I noticed a great variety of wild flowers in the fields, some of which were very beautiful. A species of cactus grows wild here; but is a very inferior kind. Wild garlic is also to be met with everywhere. A coarse grass, called Bear's grass, grows in bunches here, the leaves of which, when subjected to a roasting process in hot ashes, are uncommonly strong, and take the place of small ropes and cords with the natives, who apply it in a variety of ways, from the suspension of a dead pig to the tying of a shoe, or temporarily supplying the place of a lost button. From the centre of these bunches of Bears grass a stem five or six feet high shoots up in the spring-time, which is crowned with a crest of yellow flowers very beautiful to behold at a distance.
A few days' experience of camp-life gave me a better knowledge of its comforts and discomforts, its tribulations and my philosophy. It was the middle of August, and the weather very warm. The first night of my abode in my new quarters was undisturbed from any cause, from the fact that I was tired after the sea-voyage. But the second night I was destined to feel some of the annoyances to be endured by campaigners in warm climates. Mosquitoes revel in this congenial atmosphere, as do also the blue-tail fly, and a species of biting insect like the common house-fly, while gallinippers, gnats, ants, and biting sand-fleas, (which play second fiddle to the old-fashioned iron-clad chaps, their bites making one squirm as if twinged by a bad conscience,) and grey-backs, all attack the hapless sleeper in succession, in a body, by detail, in squads, battalion,—in brigades drawn up in echelon—in front, flank and rear. They scale the walls of his fortress in the very teeth of a fierce cannonade of imprecations—burst the barriers of bedclothes—penetrate the abatti of woolen socks and tightly-tied drawers—and though, even after gaining the inside of your works, they are subjected to a deadly cross-fire of small arms, yet they invariably "attain the object of their reconnoissance." The bayonet is powerless against them, and they never draw off from the attack till fairly exhausted with the feast of blood.
What surprised me most was the utter indifference manifested by the veterans to the petty annoyance of vermin and insects, and the matter-of-fact way in which they overhauled their clothing and disposed of the grey-backs when found.
For about a week the recruits had "fine times," as the soldiers thought, having nothing to do but "bum around," and sleep—when they could, which was mostly in the day time. The days were excessively hot, as were the nights until about 11 or 12 o'clock, when it became uncomfortably cold.
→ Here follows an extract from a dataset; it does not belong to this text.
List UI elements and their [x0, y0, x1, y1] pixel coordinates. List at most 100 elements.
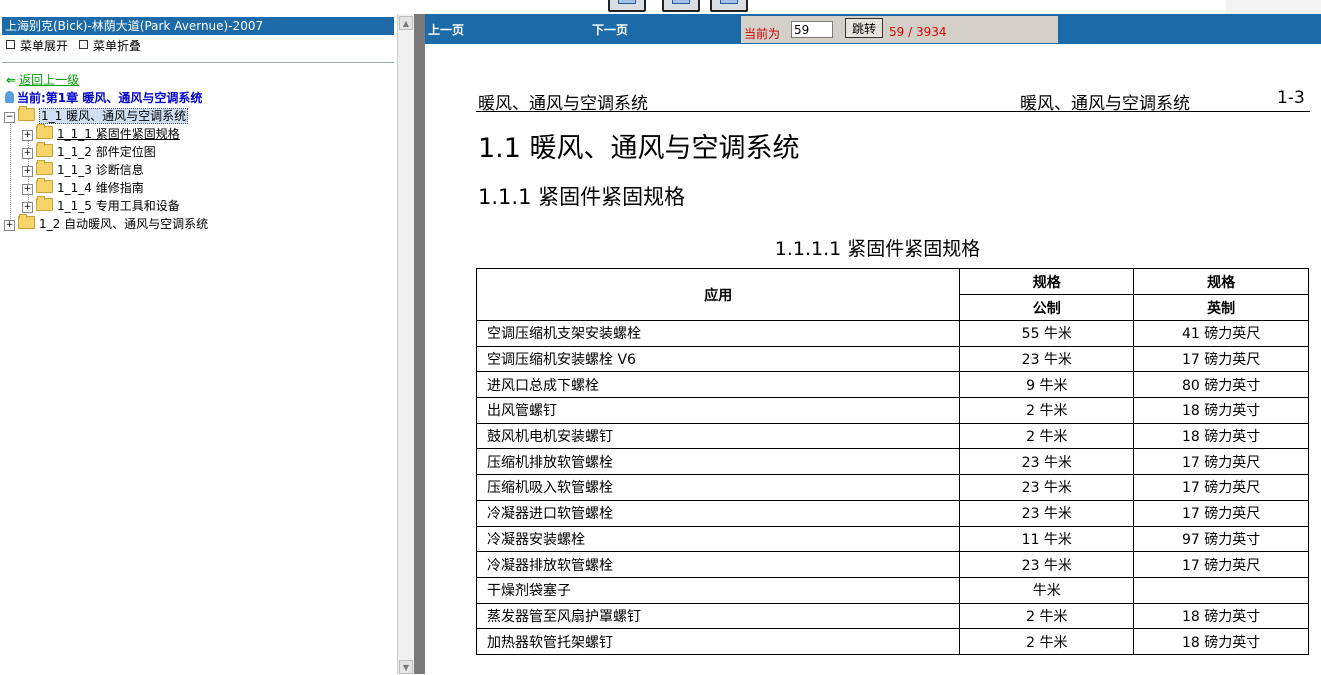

During this week of leisure, I pretty thoroughly explored the region in the vicinity of our camp, and visited Newbern on 'pass,' but found nothing special there to note, if I may except the fact that there were many really cozy and comfortable-looking dwellings, and numerous flower and fruit gardens—some of which gave evidences of former tasteful ownership, but which seemed of late to have come in for their share of the general neglect and destruction. Those of the inhabitants who still clung to their homes seemed to wear a sullen and discontented look, with some exceptions, and these were of the mercantile class, who, with the sutlers and others who follow the wake of armies, seemed to fall in for their fair proportion of the trade.
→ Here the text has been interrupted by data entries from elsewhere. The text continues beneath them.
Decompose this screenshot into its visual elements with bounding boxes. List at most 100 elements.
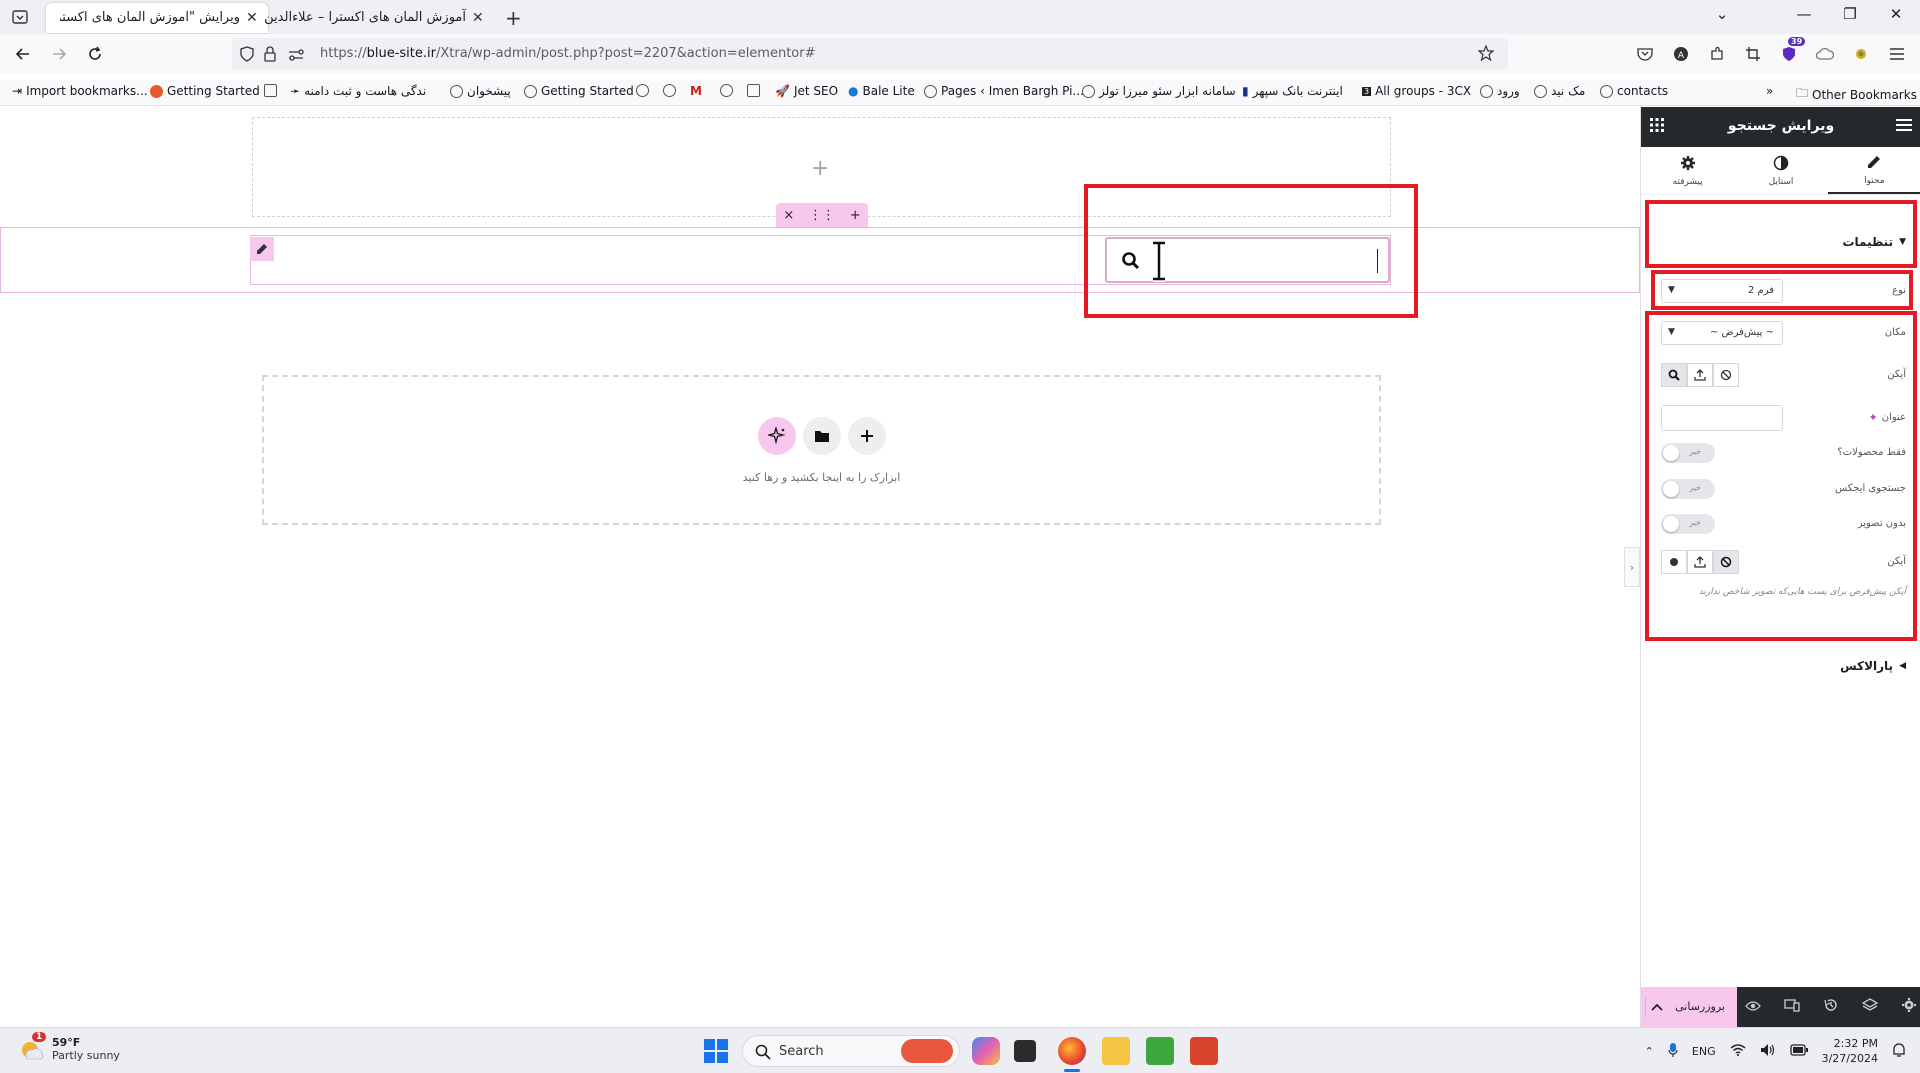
other-bookmarks[interactable]: 🗀 Other Bookmarks — [1796, 84, 1917, 105]
pocket-icon[interactable] — [1634, 43, 1656, 65]
camtasia-red-icon[interactable] — [1190, 1037, 1218, 1065]
tab-style[interactable]: استایل — [1734, 147, 1827, 194]
bookmark-item[interactable] — [264, 84, 277, 97]
url-text[interactable]: https://blue-site.ir/Xtra/wp-admin/post.… — [320, 46, 816, 61]
ai-sparkle-button[interactable] — [758, 417, 796, 455]
crop-icon[interactable] — [1742, 43, 1764, 65]
clock[interactable]: 2:32 PM 3/27/2024 — [1822, 1036, 1878, 1066]
account-icon[interactable]: A — [1670, 43, 1692, 65]
tab-site[interactable]: ✕ آموزش المان های اکسترا – علاءالدین — [264, 3, 494, 33]
settings-gear-icon[interactable] — [1901, 997, 1917, 1017]
delete-section-icon[interactable]: × — [783, 208, 794, 223]
app-menu-icon[interactable] — [1886, 43, 1908, 65]
volume-icon[interactable] — [1760, 1043, 1776, 1060]
cloud-icon[interactable] — [1814, 43, 1836, 65]
reload-icon[interactable] — [84, 43, 106, 65]
drag-section-icon[interactable]: ⋮⋮ — [809, 208, 835, 223]
tab-list-icon[interactable] — [10, 7, 30, 27]
bookmark-label: پیشخوان — [467, 84, 511, 98]
tab-label: ویرایش "آموزش المان های اکسترا" ‹ ع… — [60, 10, 240, 25]
add-section-icon[interactable]: + — [850, 208, 861, 223]
arrow-icon: ➛ — [290, 84, 301, 98]
list-all-tabs-icon[interactable]: ⌄ — [1710, 5, 1734, 23]
address-bar[interactable]: https://blue-site.ir/Xtra/wp-admin/post.… — [232, 38, 1508, 70]
bookmark-label: ندگی هاست و ثبت دامنه — [304, 84, 427, 98]
notification-bell-icon[interactable] — [1892, 1042, 1906, 1061]
back-icon[interactable] — [12, 43, 34, 65]
extensions-icon[interactable] — [1706, 43, 1728, 65]
parallax-section-toggle[interactable]: ◀ پارالاکس — [1840, 659, 1906, 673]
bookmark-item[interactable]: ▮ اینترنت بانک سپهر — [1242, 84, 1343, 98]
bookmark-star-icon[interactable] — [1477, 44, 1495, 65]
navigator-layers-icon[interactable] — [1861, 997, 1879, 1017]
bookmark-item[interactable]: contacts — [1600, 84, 1668, 98]
tab-content[interactable]: محتوا — [1827, 147, 1920, 194]
bookmark-item[interactable]: Getting Started — [524, 84, 634, 98]
tab-editor[interactable]: ✕ ویرایش "آموزش المان های اکسترا" ‹ ع… — [46, 3, 268, 33]
bookmark-item[interactable]: ⇥ Import bookmarks... — [12, 84, 148, 98]
history-icon[interactable] — [1823, 997, 1839, 1017]
widgets-grid-icon[interactable] — [1649, 117, 1665, 137]
copilot-icon[interactable] — [972, 1037, 1000, 1065]
weather-widget[interactable]: 1 59°F Partly sunny — [18, 1032, 120, 1062]
bookmark-item[interactable]: Pages ‹ Imen Bargh Pi... — [924, 84, 1084, 98]
bookmark-item[interactable]: ● Bale Lite — [848, 84, 915, 98]
bookmark-item[interactable]: ورود — [1480, 84, 1520, 98]
tab-label: آموزش المان های اکسترا – علاءالدین — [264, 10, 466, 25]
close-tab-icon[interactable]: ✕ — [472, 10, 484, 26]
minimize-button[interactable]: — — [1792, 5, 1816, 23]
add-section-button[interactable] — [848, 417, 886, 455]
bookmark-item[interactable]: 3 All groups - 3CX — [1362, 84, 1471, 98]
tray-overflow-icon[interactable]: ⌃ — [1645, 1045, 1654, 1058]
taskbar: 1 59°F Partly sunny Search ⌃ ENG 2:32 PM… — [0, 1027, 1920, 1073]
language-indicator[interactable]: ENG — [1692, 1045, 1716, 1058]
firefox-taskbar-icon[interactable] — [1058, 1037, 1086, 1065]
shield-extension-icon[interactable]: 39 — [1778, 37, 1806, 65]
responsive-mode-icon[interactable] — [1784, 997, 1800, 1017]
file-explorer-icon[interactable] — [1102, 1037, 1130, 1065]
chevron-up-icon[interactable] — [1645, 997, 1667, 1017]
bookmark-item[interactable]: Getting Started — [150, 84, 260, 98]
lock-icon[interactable] — [264, 46, 276, 66]
bookmark-item[interactable] — [747, 84, 760, 97]
microphone-icon[interactable] — [1668, 1042, 1678, 1061]
windows-start-icon[interactable] — [704, 1039, 728, 1067]
tracking-shield-icon[interactable] — [240, 46, 254, 66]
preview-eye-icon[interactable] — [1744, 997, 1761, 1017]
bookmark-label: contacts — [1617, 84, 1669, 98]
bookmark-item[interactable] — [636, 84, 649, 97]
bookmark-item[interactable]: سامانه ابزار سئو میرزا تولز — [1082, 84, 1236, 98]
section-handle[interactable]: × ⋮⋮ + — [776, 203, 868, 227]
taskbar-search[interactable]: Search — [742, 1035, 960, 1067]
add-widget-icon[interactable]: + — [811, 156, 829, 181]
bookmark-item[interactable] — [663, 84, 676, 97]
task-view-icon[interactable] — [1014, 1040, 1036, 1062]
sun-extension-icon[interactable] — [1850, 43, 1872, 65]
camtasia-green-icon[interactable] — [1146, 1037, 1174, 1065]
collapse-panel-icon[interactable]: › — [1624, 547, 1640, 587]
close-window-button[interactable]: ✕ — [1884, 5, 1908, 23]
bookmark-item[interactable]: M — [690, 84, 702, 98]
permissions-icon[interactable] — [288, 47, 304, 66]
bookmark-item[interactable]: 🚀 Jet SEO — [775, 84, 838, 98]
update-button[interactable]: بروزرسانی — [1641, 987, 1737, 1027]
caret-left-icon: ◀ — [1899, 661, 1906, 671]
new-tab-button[interactable]: + — [505, 6, 522, 30]
page-icon — [747, 84, 760, 97]
close-tab-icon[interactable]: ✕ — [246, 10, 258, 26]
edit-column-icon[interactable] — [250, 237, 274, 261]
tab-advanced[interactable]: پیشرفته — [1641, 147, 1734, 194]
panel-tabs: محتوا استایل پیشرفته — [1641, 147, 1920, 195]
template-folder-button[interactable] — [803, 417, 841, 455]
bookmark-item[interactable]: مک نید — [1534, 84, 1585, 98]
battery-icon[interactable] — [1789, 1043, 1808, 1059]
bookmark-item[interactable] — [720, 84, 733, 97]
restore-button[interactable]: ❐ — [1838, 5, 1862, 23]
bookmark-item[interactable]: پیشخوان — [450, 84, 511, 98]
bookmark-item[interactable]: ➛ ندگی هاست و ثبت دامنه — [290, 84, 426, 98]
bookmarks-overflow-icon[interactable]: » — [1766, 84, 1773, 98]
elementor-panel: ویرایش جستجو محتوا استایل پیشرفته ▼ تنظی… — [1640, 107, 1920, 1027]
drop-zone[interactable]: ابزارک را به اینجا بکشید و رها کنید — [262, 375, 1381, 525]
wifi-icon[interactable] — [1730, 1043, 1746, 1059]
forward-icon[interactable] — [48, 43, 70, 65]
About the greatest curiosity to me was what was called the new cemetery, in the upper section or suburb of the city,—the wall enclosing which is built of shell-rock—a curious fossil concrete obtained in some part of the State—where I do not know. There are many graves, and a few tasteful tombstones. Beyond this in what has become an open field or common, are several soldiers' graveyards consecrated by the poor fellows whose bodies repose there, who for love of fatherland, left home and kindred to return no more.
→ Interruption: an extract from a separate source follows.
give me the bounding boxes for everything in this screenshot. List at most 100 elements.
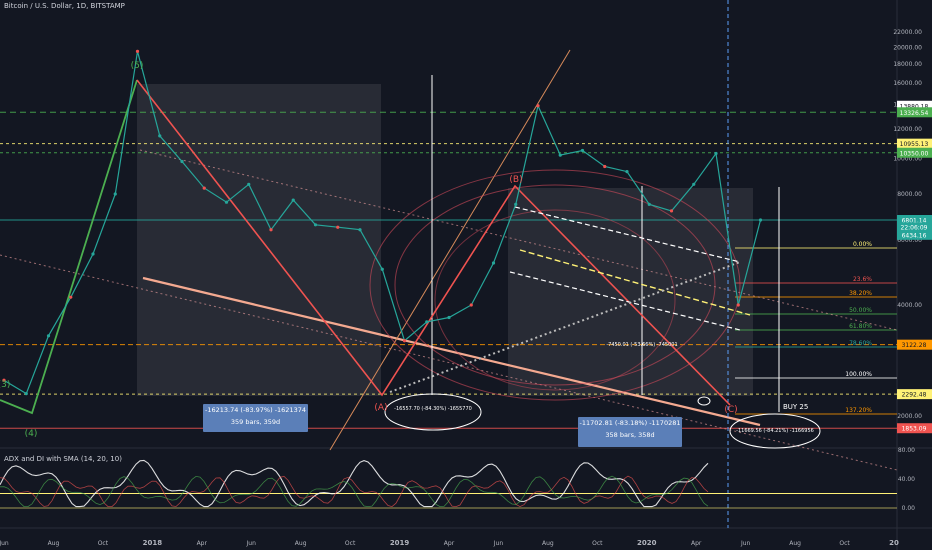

My first duty on picket was at Mr. Bray's plantation. "Old Bray" the boys called him, and being on the outpost which was near his house, I determined to give the old gentleman a call. I found Mr. and Mrs. Bray at home, the former seated on the piazza reading a newspaper, and the latter squatted on the doorstep doing 'nothing in particular.' They were a lean pair, (but their leaniny was not on our side, as I afterwards found), and had a family of five or six lean boys and girls. They certainly looked an unromantic enough realization of our ideal Southern planter and his family. Mr. Bray was apparently about 45 years of age, and his wife perhaps as old, although she seemed much older. They both looked sour and cross enough to dispense with the use of vinegar at meal-time. But they did not seem indisposed to have a chat with the Yankee 'hirelings,' and soon I was made acquainted with all their griefs—the husband commencing the relation of them, but the wife invariably winding up.
I then for the first time learnt how this benevolent planter and his amiable wife had been abused—how, first of all, notwithstanding a 'protection' from Gen. Burnside, their 'niggers' had been enticed away, all efforts to get them back proving fruitless, owing to the "abolition officers and soldiers."
"Niggers and pigs were the only things that ever paid any ways well," put in Mrs. Bray.